Cari amici di Stilum Curiae, ci sembra interessante offrire alla vostra attenzione una riflessione di Luca Del Pozzo sui rapporti fra la Chiesa cattolica e il mondo islamico, alla vigilia di due viaggi che il Pontefice regnante compirà nelle prossime settimane, in Marocco e negli Emirati Arabi Uniti, e di cui egli stesso ha parlato nel discorso ai diplomatici. Fra l’altro, ha detto: “Oltre a quelli preminenti di natura politica e militare, non bisogna tralasciare pure il tentativo di frapporre inimicizia fra musulmani e cristiani. Anche se «nel corso dei secoli, non pochi dissensi e inimicizie sono sorte tra cristiani e musulmani», in diversi luoghi del Medio Oriente essi hanno potuto per lungo tempo convivere pacificamente. Prossimamente avrò l’occasione di recarmi in due Paesi a maggioranza musulmana, il Marocco e gli Emirati Arabi Uniti.

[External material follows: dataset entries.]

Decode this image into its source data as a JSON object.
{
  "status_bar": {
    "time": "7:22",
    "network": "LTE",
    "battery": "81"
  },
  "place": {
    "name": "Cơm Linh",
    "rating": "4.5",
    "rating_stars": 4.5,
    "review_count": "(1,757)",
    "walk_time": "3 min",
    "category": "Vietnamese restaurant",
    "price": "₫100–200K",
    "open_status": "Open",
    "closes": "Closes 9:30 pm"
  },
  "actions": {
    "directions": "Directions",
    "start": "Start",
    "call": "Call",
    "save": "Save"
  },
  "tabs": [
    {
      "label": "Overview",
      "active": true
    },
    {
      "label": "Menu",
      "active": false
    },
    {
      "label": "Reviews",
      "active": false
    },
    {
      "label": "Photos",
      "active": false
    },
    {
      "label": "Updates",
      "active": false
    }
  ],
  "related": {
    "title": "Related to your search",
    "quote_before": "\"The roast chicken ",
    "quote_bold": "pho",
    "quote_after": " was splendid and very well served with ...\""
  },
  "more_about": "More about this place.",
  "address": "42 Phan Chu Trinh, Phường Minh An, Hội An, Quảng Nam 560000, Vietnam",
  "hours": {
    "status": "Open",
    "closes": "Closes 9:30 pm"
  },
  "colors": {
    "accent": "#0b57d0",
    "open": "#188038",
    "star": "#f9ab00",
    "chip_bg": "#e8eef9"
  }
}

Si tratterà di due importanti opportunità per sviluppare ulteriormente il dialogo interreligioso e la reciproca conoscenza fra i fedeli di entrambe le religioni, nell’ottavo centenario dello storico incontro tra san Francesco d’Assisi e il sultano al-Malik al-Kāmil”.
Ecco che cosa scrive, soprattutto in rapporto alla visita di Francesco al Sultano, Luca Del Pozzo. Tanto per mettere qualche puntino sulle “i”…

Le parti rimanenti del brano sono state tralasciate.